Menu

The Merchants of Hate

Arun Gupta Jan 20, 2011

One day after Barack Obama’s historic inauguration as president on Jan. 20, 2009, 22-year-old Keith Luke went on a killing spree in Brockton, Massachusetts. He was captured by police after killing a 20-year-old woman from the African nation of Cape Verde, raping and shooting her sister, and gunning down an elderly homeless man, also from Cape Verde. Luke said that he was “fighting extinction” of the white race and had been also planning to “kill as many Jews as possible” at a local synagogue before blowing his own brains out.

Since then, there have been at least seven other cases of disturbed white men (and one white woman) committing political murders after becoming hopped up on guns, right-wing media, and anti-government and anti-Obama blather. The latest incident is the Jan. 8 rampage in Tucson by Jared Loughner, who murdered six, shot Congresswoman Gabrielle Giffords through her brain and wounded 13 others.

This trend is just the tip of the iceberg. Numerous heavily armed and extreme-right fanatics have been arrested for making “terroristic threats” against the president, foiled before they could carry out plots to assassinate Obama, and in one instance killed be¬fore he could finish a radioactive dirty bomb – described as “far ahead of Jose Padilla, the accused al-Qaeda dirty-bomb plotter” – that he intended to detonate in Washington, D.C. Others have been arrested while on their way to murder public figures or after making death threats against them. Some pundits have issued explicit calls for someone to shoot Obama, while many prominent right-wing talk-show hosts and Republicans have openly endorsed armed violence against the federal government or sitting politicians.

This is occurring as anger is being whipped up, especially by the right-wing media, against Muslims, Mexicans, gays and lesbians, and politicians, which serves to legitimize violent attacks and murders against members of these groups.

The Tucson shooting was thus no surprise, but it should serve as a wake-up call that hate and violence are encoded in the political DNA of the American right.

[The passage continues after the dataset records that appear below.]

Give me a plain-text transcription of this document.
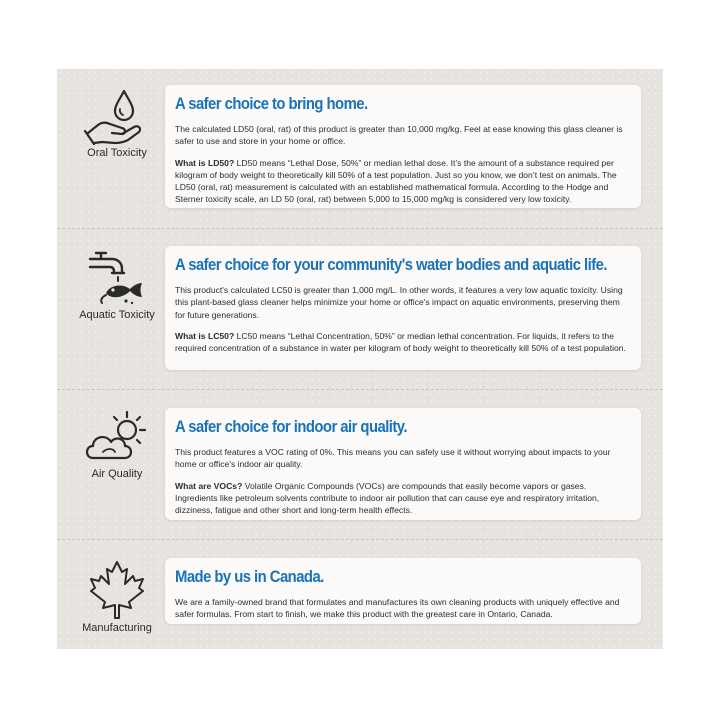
Oral Toxicity
A safer choice to bring home.

The calculated LD50 (oral, rat) of this product is greater than 10,000 mg/kg. Feel at ease knowing this glass cleaner is safer to use and store in your home or office.

What is LD50? LD50 means “Lethal Dose, 50%” or median lethal dose. It’s the amount of a substance required per kilogram of body weight to theoretically kill 50% of a test population. Just so you know, we don’t test on animals. The LD50 (oral, rat) measurement is calculated with an established mathematical formula. According to the Hodge and Sterner toxicity scale, an LD 50 (oral, rat) between 5,000 to 15,000 mg/kg is considered very low toxicity.

Aquatic Toxicity
A safer choice for your community's water bodies and aquatic life.

This product's calculated LC50 is greater than 1,000 mg/L. In other words, it features a very low aquatic toxicity. Using this plant-based glass cleaner helps minimize your home or office's impact on aquatic environments, preserving them for future generations.

What is LC50? LC50 means “Lethal Concentration, 50%” or median lethal concentration. For liquids, it refers to the required concentration of a substance in water per kilogram of body weight to theoretically kill 50% of a test population.

Air Quality
A safer choice for indoor air quality.

This product features a VOC rating of 0%. This means you can safely use it without worrying about impacts to your home or office's indoor air quality.

What are VOCs? Volatile Organic Compounds (VOCs) are compounds that easily become vapors or gases. Ingredients like petroleum solvents contribute to indoor air pollution that can cause eye and respiratory irritation, dizziness, fatigue and other short and long-term health effects.

Manufacturing
Made by us in Canada.

We are a family-owned brand that formulates and manufactures its own cleaning products with uniquely effective and safer formulas. From start to finish, we make this product with the greatest care in Ontario, Canada.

It is simply undeniable that there has been a pervasive pattern of right-wing violence since Obama ascended the national stage in 2008. After each incident the corporate media and politicians rush to portray the perpetrator as a sick, crazy and disturbed loner. This may be true, but the intended message is that these are all incomprehensible and isolated episodes, and only the language of religious morality – good and evil – can explain them.

Obama said this outright in his widely praised memorial speech in Tucson on Jan. 12: “Scripture tells us that there is evil in the world, and that terrible things happen for reasons that defy human understanding.”

THE PRODUCTION OF VIOLENCE

This childlike worldview is a denial of reality, namely the social context. The calls for blood are so visible and lavish, the right’s language so apocalyptic, the glorification of guns so fervent, the political violence so frequent that these are not isolated instances but the outcome of a process of social production.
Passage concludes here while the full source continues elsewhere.